Les danses masquées effectuées par les moines dans la cour de leur monastère à des dates précises du calendrier liturgique constituent les représentations scéniques de la plus grande ampleur au Tibet. La mise en scène est époustouflante, les costumes sont confectionnées dans des matières précieuses et flamboient de mille couleurs, les masques sont saisissants, les accessoires utilisés sont des armes rituelles, le nombre de participants peut aller jusqu'à une centaine, la musique instrumentale et vocale y connaît des développements d'un grand raffinement. Une grande intensité émotionnelle s'en dégage. Depuis une quinzaine d'années, plusieurs groupes de moines exilés viennent régulièrement en Europe pour faire connaître au public occidental cette tradition très particulière, notamment au Théâtre du Soleil, qui a accueilli les religieux du monastère de Shechen (Katmandou) en février 2001. Et pourtant... ces danses ne sont pas conçues comme des "spectacles" par les Tibétains eux-mêmes. Elles sont avant tout des rituels, qui plus est des rituels "terribles", c'est-à-dire destinés à exorciser le mal en invoquant des divinités puissantes, rituels que les spectateurs ne sont qu'admis à regarder. C'est en fait la seule occasion pour un laïc tibétain de pouvoir observer les moines dans une pratique liturgique élaborée. A l'origine, ces danses étaient effectuées à l'intérieur des temples, et c'est probablement vers le XVe s. qu'elles devinrent publiques. Depuis cette époque, les diverses écoles religieuses tibétaines sont régulièrement agitées par des controverses portant sur la question de savoir s'il est approprié ou non de montrer ces danses à un public non initié. Les avis sont encore très polarisés aujourd'hui, malgré le fait que la plupart des grands monastères de l'aire culturelle tibétaine tiennent au moins un cham annuel.

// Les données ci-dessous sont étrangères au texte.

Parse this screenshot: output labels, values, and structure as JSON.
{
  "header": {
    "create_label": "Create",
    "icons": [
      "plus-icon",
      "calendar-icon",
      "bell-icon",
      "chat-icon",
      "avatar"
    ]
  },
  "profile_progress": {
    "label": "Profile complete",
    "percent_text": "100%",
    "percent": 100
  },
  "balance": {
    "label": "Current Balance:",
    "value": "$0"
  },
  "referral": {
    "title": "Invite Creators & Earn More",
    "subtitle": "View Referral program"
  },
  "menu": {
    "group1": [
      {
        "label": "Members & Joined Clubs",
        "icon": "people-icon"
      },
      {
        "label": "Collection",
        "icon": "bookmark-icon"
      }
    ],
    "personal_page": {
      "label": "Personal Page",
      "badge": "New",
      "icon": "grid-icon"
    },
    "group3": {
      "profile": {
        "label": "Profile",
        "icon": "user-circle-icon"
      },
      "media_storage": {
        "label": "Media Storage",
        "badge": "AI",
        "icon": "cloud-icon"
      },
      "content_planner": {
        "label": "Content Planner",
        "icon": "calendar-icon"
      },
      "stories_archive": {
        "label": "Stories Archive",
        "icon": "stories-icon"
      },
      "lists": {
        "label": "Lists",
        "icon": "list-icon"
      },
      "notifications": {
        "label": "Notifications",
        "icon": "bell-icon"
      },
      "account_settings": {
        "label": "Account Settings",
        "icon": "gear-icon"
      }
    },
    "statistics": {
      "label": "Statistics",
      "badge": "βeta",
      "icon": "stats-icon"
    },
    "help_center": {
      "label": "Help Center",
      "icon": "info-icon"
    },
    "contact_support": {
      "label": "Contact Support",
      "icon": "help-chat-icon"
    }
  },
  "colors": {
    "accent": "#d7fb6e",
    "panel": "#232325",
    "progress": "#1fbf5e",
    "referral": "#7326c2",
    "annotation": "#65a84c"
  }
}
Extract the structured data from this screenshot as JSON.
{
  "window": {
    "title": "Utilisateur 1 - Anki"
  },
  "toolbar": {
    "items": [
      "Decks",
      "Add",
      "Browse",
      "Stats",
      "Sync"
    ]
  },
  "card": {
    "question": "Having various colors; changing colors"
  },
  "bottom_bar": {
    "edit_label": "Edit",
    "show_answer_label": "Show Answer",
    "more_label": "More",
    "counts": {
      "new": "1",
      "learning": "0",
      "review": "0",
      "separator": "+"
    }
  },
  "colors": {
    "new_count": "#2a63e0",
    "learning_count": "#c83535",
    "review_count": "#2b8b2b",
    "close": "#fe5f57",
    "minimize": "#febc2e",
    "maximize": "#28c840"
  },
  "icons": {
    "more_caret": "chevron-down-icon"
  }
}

L'histoire du cham n'est pas connue, mais elle est probablement assez ancienne. Les chroniques historiques placent son origine au VIIIe s., lors de l'édification du premier monastère bouddhiste du Tibet. Ces documents ne sont pas d'époque, nous ne pouvons donc pas attester de la véracité de ces sources. Néanmoins, certaines formes de cham existaient dès le XIe s. Le cham est indéniablement l'héritier des pratiques tantriques indiennes, mais il a aussi puisé à des formes culturelles indigènes tout comme il a inclu des éléments chinois. Il a donc un caractère syncrétique. On parle du cham au singulier, mais il faudrait en parler au pluriel, car les danses diffèrent d'un monastère à l'autre selon l'objet du rite et l'école religieuse, caractérisée par des divinités protectrices et des cycles rituels (textes et pratiques) qui lui sont propres. Un cham prend sa source dans une révélation, c'est-à-dire la vision qu'un maître réalisé en a eue dans un rêve. Il y a vu une divinité principale et son entourage, avec des attributs spécifiques et une chorégraphie particulière. Il y a aussi parfois entendu de la musique. Il rédige ensuite un manuel de danse lapidaire, incompréhensible pour quiconque n'y a pas été initié, et il confie cette vision aux moines pour qu'ils lui donnent corps. Si le texte reste le fondement de l'enseignement de la danse, seule la tradition orale de maître à disciple, de génération en génération, assure la transmission exacte du rituel.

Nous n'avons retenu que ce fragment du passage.